One of the co-chairs of the Task Force was Charles Ramsey, who had once been the Chief of Police in Washington, DC. He became notorious in 2002 when he directed police to surround more than 400 people protesting against the International Monetary Fund and World Bank and without ordering them to leave, arrested them all, including journalists. Ramsey was overhead saying, “We’re going to lock them up and teach them a lesson!” This is the official trying to restore faith in police departments.
Seabrooks and Ramsey are Black, and they are racist just the same. It hasn’t reduced the daily, relentless racism of police in the U.S. Santa Monica uses a form of community policing, an initiative developed by former NYPD Commissioner William Bratton in the 1990’s to encourage community collaboration with police. While community policing was the carrot used to entice people to cooperate with local police, at the same time Bratton developed the stick of “broken windows policing.” People are arrested for minor crimes like riding a bicycle on the sidewalk, or jumping a subway turnstile, or drinking alcohol from an open bottle, which would purportedly help to prevent bigger crimes. Studies have shown that “broken windows” arrests do nothing to prevent larger crimes but do have the effect of saddling mostly Black and Latin young people with criminal records that damage their chances of future employment.
Police and Santa Monica gentrification
Santa Monica now has a new Chief of Police, Cynthia Renaud, formerly the police chief of Folsom, California. She plans to hire more police for the steadily gentrifying Santa Monica, with its rising housing prices and evictions of low-income residents unable to afford the skyrocketing rents.
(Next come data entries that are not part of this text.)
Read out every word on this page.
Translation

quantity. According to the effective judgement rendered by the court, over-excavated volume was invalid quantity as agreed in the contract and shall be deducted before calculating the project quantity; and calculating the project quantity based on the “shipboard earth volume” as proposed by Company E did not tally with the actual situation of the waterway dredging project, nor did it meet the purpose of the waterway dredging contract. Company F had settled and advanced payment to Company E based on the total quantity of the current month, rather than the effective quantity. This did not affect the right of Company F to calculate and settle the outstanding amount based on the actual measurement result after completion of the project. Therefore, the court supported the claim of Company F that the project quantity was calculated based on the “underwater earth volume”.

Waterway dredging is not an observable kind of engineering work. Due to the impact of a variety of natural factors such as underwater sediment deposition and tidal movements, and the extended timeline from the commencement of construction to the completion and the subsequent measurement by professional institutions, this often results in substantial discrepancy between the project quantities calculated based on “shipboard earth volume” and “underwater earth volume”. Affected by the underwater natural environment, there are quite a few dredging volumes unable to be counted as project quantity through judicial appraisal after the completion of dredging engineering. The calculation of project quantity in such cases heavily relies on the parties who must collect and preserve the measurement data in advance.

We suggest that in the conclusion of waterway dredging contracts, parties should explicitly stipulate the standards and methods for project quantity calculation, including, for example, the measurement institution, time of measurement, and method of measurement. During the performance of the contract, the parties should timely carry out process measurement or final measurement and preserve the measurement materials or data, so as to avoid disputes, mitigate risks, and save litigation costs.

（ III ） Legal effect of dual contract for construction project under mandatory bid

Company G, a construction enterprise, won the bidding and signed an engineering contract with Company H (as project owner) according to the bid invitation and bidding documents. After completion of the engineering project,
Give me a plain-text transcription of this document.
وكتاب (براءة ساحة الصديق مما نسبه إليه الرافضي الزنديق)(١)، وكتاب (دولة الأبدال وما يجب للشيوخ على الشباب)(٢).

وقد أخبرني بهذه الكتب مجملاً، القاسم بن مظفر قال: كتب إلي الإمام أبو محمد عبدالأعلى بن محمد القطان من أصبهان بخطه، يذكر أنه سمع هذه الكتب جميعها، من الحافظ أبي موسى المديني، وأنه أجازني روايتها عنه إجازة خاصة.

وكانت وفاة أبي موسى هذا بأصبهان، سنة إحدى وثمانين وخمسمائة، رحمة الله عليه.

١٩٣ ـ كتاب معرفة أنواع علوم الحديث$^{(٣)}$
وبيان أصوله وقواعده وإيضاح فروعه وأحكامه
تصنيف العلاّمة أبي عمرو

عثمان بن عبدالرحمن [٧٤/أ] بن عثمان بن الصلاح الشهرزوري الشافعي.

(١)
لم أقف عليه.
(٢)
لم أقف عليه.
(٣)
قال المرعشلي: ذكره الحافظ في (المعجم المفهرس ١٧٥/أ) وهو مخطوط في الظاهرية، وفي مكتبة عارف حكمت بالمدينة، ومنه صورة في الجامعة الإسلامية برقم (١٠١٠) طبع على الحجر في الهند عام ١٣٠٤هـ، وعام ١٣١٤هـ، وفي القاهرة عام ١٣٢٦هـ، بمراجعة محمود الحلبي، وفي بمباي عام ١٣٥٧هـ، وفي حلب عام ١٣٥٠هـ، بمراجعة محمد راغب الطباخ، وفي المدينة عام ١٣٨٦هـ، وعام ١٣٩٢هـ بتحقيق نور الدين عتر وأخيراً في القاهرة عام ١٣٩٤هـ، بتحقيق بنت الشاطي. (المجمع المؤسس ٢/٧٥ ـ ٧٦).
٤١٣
More than 2,000 rent controlled units have been lost in Santa Monica. Meanwhile, the city has become the home of high tech and music companies such as Activision Blizzard, Sony’s Naughty Dog and Universal Music Group.
The role of the police will be to keep a lid on the growing anger of people upset with rising rents, evictions and other social problems. They will be used to harass the homeless in Santa Monica, whose numbers are increasing. And they will target Black and Latin residents for special harassment, as they’ve done in the past.
In a class divided society, the police will always be used to defend the interests of the wealthy while harassing and imprisoning the most oppressed. If we want to change that, we have to fight for a society without classes, without inequality and racism, a society based on sharing and cooperation: communism.